Article pour l’Hebdo des Socialistes : Où va le monde?
Si tous les Américains sont préoccupés par la guerre en Irak, ils semblent avoir oublié celle en suspens en Afghanistan, car personne ne leur en parle. Ils veulent que les troupes rentrent à la maison, ils préféreraient que l’argent de la guerre serve à la lutte contre le terrorisme sur le sol américain. C’est une distinction récente, preuve que les Américains sortent de leur auto-aveuglement.
Après la défaite électorale de novembre 2006, on aurait pu croire que George W. Bush accepterait de changer de cap. Après tout, son premier geste avait été le renvoi de Donald Rumsfeld. Aujourd’hui encore, il fait mine d’écouter tout le monde avant d’annoncer sa nouvelle stratégie pour l’Irak.

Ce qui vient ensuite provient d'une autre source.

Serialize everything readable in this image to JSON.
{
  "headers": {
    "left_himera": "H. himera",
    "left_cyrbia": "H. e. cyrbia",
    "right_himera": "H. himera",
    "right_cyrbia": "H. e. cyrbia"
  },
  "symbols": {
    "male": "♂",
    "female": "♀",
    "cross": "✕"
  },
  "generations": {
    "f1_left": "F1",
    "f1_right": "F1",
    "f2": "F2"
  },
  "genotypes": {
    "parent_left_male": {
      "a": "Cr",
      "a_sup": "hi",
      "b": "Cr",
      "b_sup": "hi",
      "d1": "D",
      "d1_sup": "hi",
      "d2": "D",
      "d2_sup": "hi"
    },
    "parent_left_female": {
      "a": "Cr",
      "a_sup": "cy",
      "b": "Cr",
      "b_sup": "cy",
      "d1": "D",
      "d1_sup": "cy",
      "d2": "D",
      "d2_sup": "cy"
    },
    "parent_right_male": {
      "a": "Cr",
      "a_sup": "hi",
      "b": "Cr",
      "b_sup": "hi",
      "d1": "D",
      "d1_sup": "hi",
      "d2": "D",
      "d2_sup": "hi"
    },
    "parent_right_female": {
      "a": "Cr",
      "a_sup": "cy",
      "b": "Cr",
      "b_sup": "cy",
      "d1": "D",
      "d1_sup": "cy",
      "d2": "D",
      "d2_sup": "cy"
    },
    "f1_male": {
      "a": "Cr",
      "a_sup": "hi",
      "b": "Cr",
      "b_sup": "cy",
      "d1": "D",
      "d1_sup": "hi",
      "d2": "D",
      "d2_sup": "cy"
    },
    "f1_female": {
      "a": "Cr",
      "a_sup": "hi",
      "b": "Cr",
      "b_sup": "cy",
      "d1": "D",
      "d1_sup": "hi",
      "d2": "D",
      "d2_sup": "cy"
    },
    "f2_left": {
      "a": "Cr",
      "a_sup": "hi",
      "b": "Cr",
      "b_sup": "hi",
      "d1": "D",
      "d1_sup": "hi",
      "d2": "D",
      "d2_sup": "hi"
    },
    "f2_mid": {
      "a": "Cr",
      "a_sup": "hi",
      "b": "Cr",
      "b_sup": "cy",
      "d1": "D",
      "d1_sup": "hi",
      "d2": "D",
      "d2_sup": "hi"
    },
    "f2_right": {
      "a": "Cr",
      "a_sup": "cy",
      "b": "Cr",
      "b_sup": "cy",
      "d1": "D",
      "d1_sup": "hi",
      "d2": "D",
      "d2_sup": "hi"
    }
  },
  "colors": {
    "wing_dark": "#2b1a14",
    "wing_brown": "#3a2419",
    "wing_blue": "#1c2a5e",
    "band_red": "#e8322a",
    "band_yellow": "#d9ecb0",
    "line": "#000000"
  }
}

Mais en fait Bush ne change pas. Son rejet quasi immédiat des propositions du rapport Baker le montre. Il croit toujours à sa mission de re-modélisation du Moyen-Orient dans la bataille du Bien contre le Mal. Karl Rove a même évoqué le retour de la conscription pour reconstruire une armée exsangue. Bush vient de remplacer des responsables du renseignement et de l’armée pour renforcer sa ligne stratégique.
Il a trouvé un soutien inattendu chez son frère ennemi John McCain, qui veut lui aussi envoyer plus de troupes en Irak.
Ces mesures seront cependant très probablement rejetées par le Congrès à majorité démocrate.
Même au sein du parti républicain, une majorité pense que la guerre en Irak est n’est plus gagnable selon les termes définis par la maison blanche, qu’il faut maintenant surtout penser à partir en minimisant les dégâts. Les Républicains se détournent de la bulle de la Maison Blanche. Ils préparent déjà les élections de 2008 et ont compris que pour espérer gagner, il leur faut sortir de l’ombre de Bush.
Les Américains ont en effet donné une raclée électorale à Bush, bien plus qu’ils ont donné une victoire aux Démocrates. Ces derniers le savent, et Howard Dean n’a pas caché que leur arme de campagne la plus efficace était la propagande anti-Bush sur l’Irak, sur l’incompétence dans la gestion de crise comme pour l’ouragan Katrina. Les scandales de moeurs et de drogue chez des élus et évangélistes républicains ont aussi joué un rôle important dans la discréditation des postures morales de l’ère Bush Jr.
Les Démocrates ont d’ailleurs été surpris par l’ampleur de leur victoire. Il suffit de voir leurs cafouillages initiaux pour comprendre qu’ils ont fait une campagne en contre, sans vrai projet unifié. Ils doivent maintenant se mettre en ordre de marche sous la houlette de leurs multiples leaders : Nancy Pelosi et Harry Reid à la tête de la Chambre et du Sénat, et les prétendants à la présidence pour 2008, comme Hillary Clinton ou Barak Obama.
La cohabitation avec les Républicains sera âpre. La majorité démocrate au Sénat est fragile : un seul siège d’avance, tenu par un sénateur actuellement dans le coma, et dont le remplaçant, nommé par le gouverneur, serait vraisemblablement un républicain. Sa mort pourrait encore changer complètement la donne politique aux Etats-Unis.